Trams And Trolley Buses

This morning the year’s new fox cubs were basking on the lawn with their mother, de-fleaing herself and looking more mangy than last year.  What they were basking in I am not sure, because there was no sun.

After watching the foxes for a while (I almost wrote ‘intruders’, but the fact is we are the intruders), I set off on foot for Wimbledon Village where I bought a birthday present in an antique shop I remembered from our year in the village.  Passing ‘Ely’s corner’ at the corner of Worple Road, I thought of the trolley buses of my childhood.  These were a post tram invention, utilising overhead wires providing the current which was fed to the buses through long connecting rods.  These were much longer than the links used by today’s Intercity trains.  Much delight was taken by all us children when the rods became dislodged.  It was a major undertaking to repair them, which was an entertainment in itself, and, of course, if it happened at the right time and in the right direction, the bus couldn’t take us to school.  In modern football parlance I’d say that was a result.

These buses just ran along Worple Road, providing a transport link between Wimbledon and Raynes Park.  Until the early 1950s Wimbledon sported both trolley buses and trams.

Having bought the present I walked back down the hill for a fry-up at the Mica, finally setting off back to Morden.

Whilst waiting on a red light at the ungated level crossing being approached by a tram in each direction I sensed that a young oriental jogger was going to continue on through the path of the trams.  She didn’t look from side to side and ignored the light.  I held up my hand indicating that she should stop. She took no apparent notice of me, glanced to her left, and ran on.  The tram that was the most dangerous missed her.  She was wearing specs with very thick lenses.  Maybe she couldn’t see.  Maybe she had confidence in her speed.

Today’s trams between Wimbledon and Croydon make use in part of disused railway tracks.  They do not run down Wimbledon Broadway as did the early trams of my boyhood.

This evening we ate gammon steaks, courtesy of LIdl, cooked by Jackie after I’d done the preparation.  This was after a telephone supervision session.  For those unfamiliar with Lidl I would say they are our most economical store providing food of excellent quality at very cheap prices.  In addition to the usual food supermarket offerings they have most interesting central aisles.  You never know what will be on offer there: perhaps a bathroom cabinet, a microwave oven, bikers’ gloves, socks, business suits, children’s toys; you name it you may, fleetingly, find it.  It’s better than a jumble sale because it’s all new and top quality.  When we first arrived in Morden, because my belongings are in four separate places, I found myself without underpants.  This was when I discovered that Morden does not have a mens’ clothes store.  ‘I know’, I thought, ‘I’ll try Lidl’.  And would you know, there they were, in the central aisle, two lovely pairs of Joop’s best.
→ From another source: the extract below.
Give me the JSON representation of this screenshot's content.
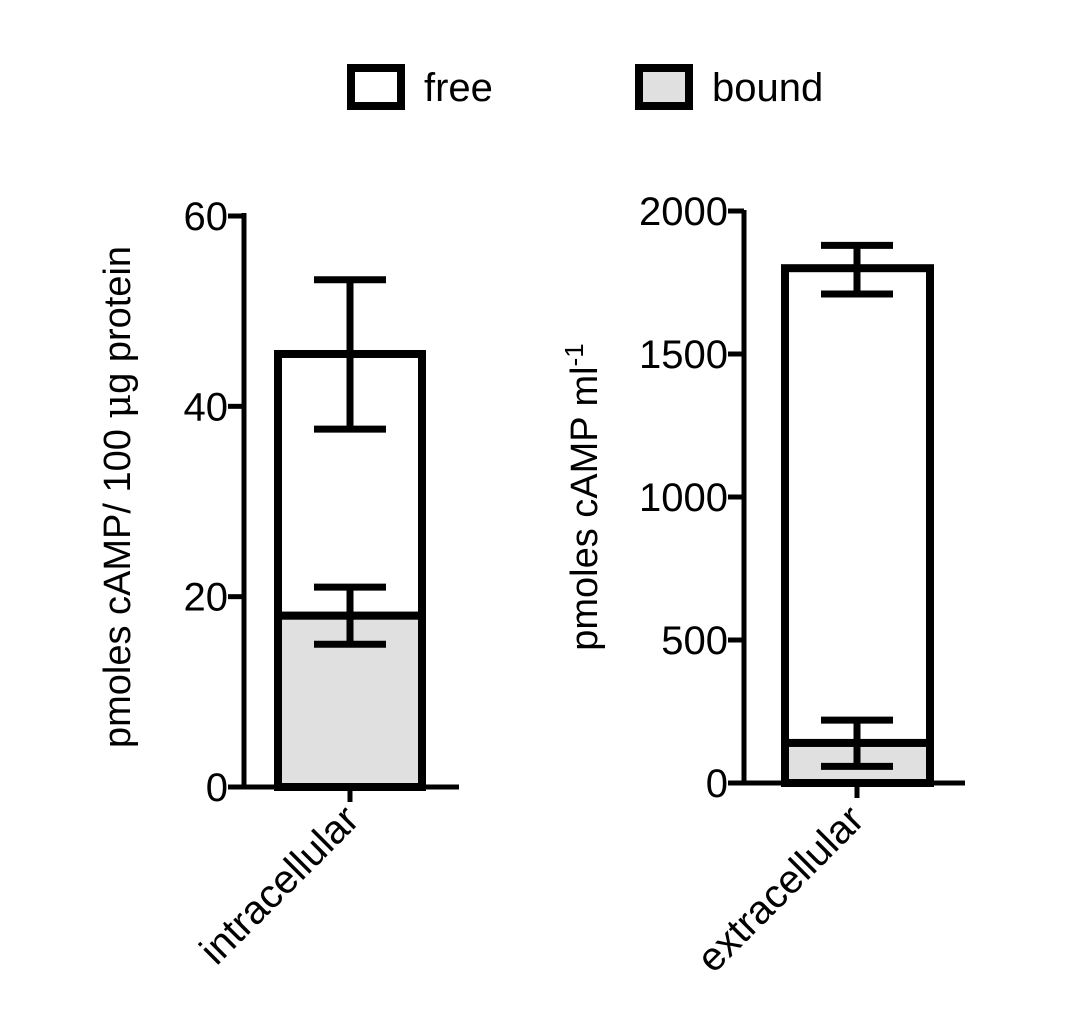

Published by derrickjknight

I am a septuagenarian enjoying rambling physically and photographing what I see, and rambling in my head as memories are triggered. I also ramble through a lifetime's photographs

9 thoughts on “Trams And Trolley Buses

  1. I do enjoy your adventures, but was glad to read the train missed the jogger!
    I had to look up gammon steak — I’d never heard of it and was surprised it’s actually pork.